When a death occurs, you may experience a wide range of emotions, even when the death is expected. Some emotions and experiences you may encounter include: profound sadness, difficulty sleeping, lack of appetite, denial of the loss, inability to function at work, and anger with yourself, family members, medical personnel, God, even the deceased. Below are some ways you can cope with grief.


1. Let Others Help You
• Tap bonds with friends, teachers and counselors
• Trust others to help
• Share feelings and pain

2. Remember It’s Normal To Feel What Seems Abnormal
• It is common to feel that you’re ‘going crazy’
• Personal disorganization is common
• Anger and fear will be present

3. Express Thoughts and Feelings
• Words are most helpful and least harmful
• Crying is healthy – it is ok to cry
• Do not fear losing control

4. Do Not Try to Avoid Grief
• Avoiding grief adds misery
• Lean into your feelings

• Grief postponed is acceptance postponed
5. Reach Out
• Sharing is our responsibility
• Do not assume others know what you need
• Choose to be healed

6. Help Others
• Memorialize
• Do more than expected
• Volunteer

7. Rise Above Bitterness
• Bitterness displaces blame
• Grudges deplete energy
• Forgive self and others

8. Expect to Regress
• Grief is erratic
• Special times can be hard

9. Maintain Physical Strength
• Have healthy eating and sleeping habits
• Run, play, and participate in sports
• Find ways to relax

10. Deal With Your Needs and Immediate Problems
• Decide what your needs are
• Seek healthy ways to meet your needs

Remember that you are not the only one who has gone through profound loss and grief. The grieving process can be made a little easier with support. A variety of grieving support resources are available, many of which are online. Below, you’ll find the best grief-related resources in the nation.
Vitas Healthcare
VITAS provides bereavement services including support groups, newsletters, national bereavement events, brief phone support & Facebook Bereavement Group to caregivers, family members & friends of VITAS patients and members of the community experiencing grief. All services provided at no cost.
239-649-2300 | VITAS.com

Cribs for Kids-Healing Hearts
The Healing Hearts Infant Bereavement Group is a private group for those who have experienced the death of a baby. It is a place where invited members can share stories, and other information about their precious child. We welcome members to provide support to others and seek support during difficult times. Meetings occur first Tuesday of each month from 7:00 to 9:00 pm through an online format. If you are interested in joining our online meeting on the first Tuesday of every month at 7 pm.
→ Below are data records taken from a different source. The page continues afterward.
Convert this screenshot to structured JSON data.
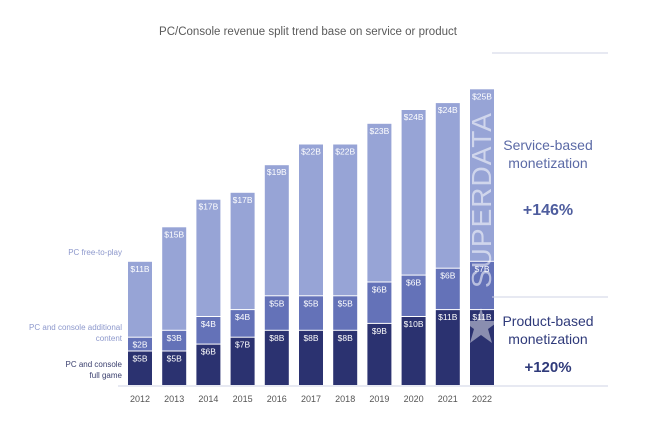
{
  "chart_data": {
    "type": "bar",
    "stacked": true,
    "title": "PC/Console revenue split trend base on service or product",
    "categories": [
      "2012",
      "2013",
      "2014",
      "2015",
      "2016",
      "2017",
      "2018",
      "2019",
      "2020",
      "2021",
      "2022"
    ],
    "series": [
      {
        "name": "PC and console full game",
        "color": "#2b3270",
        "values": [
          5,
          5,
          6,
          7,
          8,
          8,
          8,
          9,
          10,
          11,
          11
        ]
      },
      {
        "name": "PC and console additional content",
        "color": "#6472b8",
        "values": [
          2,
          3,
          4,
          4,
          5,
          5,
          5,
          6,
          6,
          6,
          7
        ]
      },
      {
        "name": "PC free-to-play",
        "color": "#97a4d6",
        "values": [
          11,
          15,
          17,
          17,
          19,
          22,
          22,
          23,
          24,
          24,
          25
        ]
      }
    ],
    "unit_prefix": "$",
    "unit_suffix": "B",
    "ylim": [
      0,
      48
    ],
    "annotations": {
      "service_title_line1": "Service-based",
      "service_title_line2": "monetization",
      "service_pct": "+146%",
      "product_title_line1": "Product-based",
      "product_title_line2": "monetization",
      "product_pct": "+120%"
    },
    "legend_labels": {
      "free_to_play": "PC free-to-play",
      "additional_line1": "PC and console additional",
      "additional_line2": "content",
      "full_game_line1": "PC and console",
      "full_game_line2": "full game"
    },
    "watermark": "SUPERDATA"
  }
}
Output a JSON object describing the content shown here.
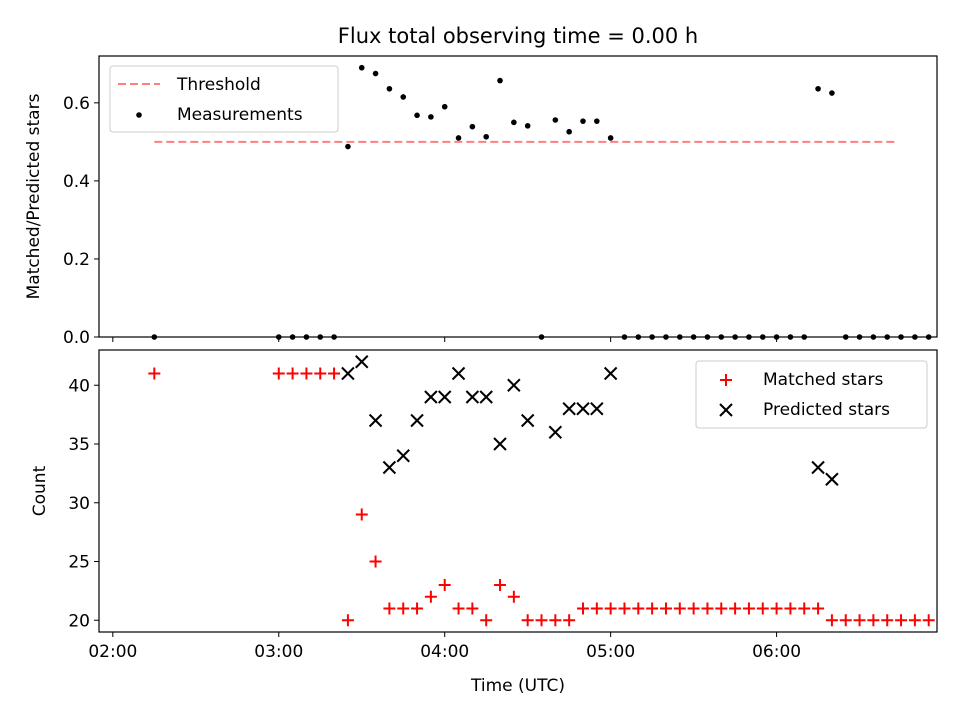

Bereaved Parents of the USA
This national, non-profit self-help group offers many resources for bereaved parents to help them rebuild their lives.

Candlelighters Childhood Cancer Foundation
Families don’t have to face childhood cancer without support. The Childhood Cancer Foundation provides emotional, educational and practical assistance
for families in need.

CJ First Candle
This organization provides bereavement support to families who have suffered the loss of a baby from SIDS, SUID or stillbirth.

Parent Grief Support Directory
Find a wide array of local, national and international grief support resources for grieving parents.

MISS Foundation
For families who have experienced the death of a child, find grief resources and online support forums which are fully moderated for safe, caring interactions with others.

Perinatal Hospice and Palliative Care Resources for Parents
These resources are for parents who have been told by medical professionals that their unborn baby will likely die before or after delivery.

The TEARS Foundation
This non-profit organization offers compassionate financial assistance to grieving parents who have lost a baby and need to make final arrangements.

The Compassionate Friends – Supporting Families After a Child Dies
This non-profit organization exists to provide friendship, understanding, and hope to those going through the natural grieving process.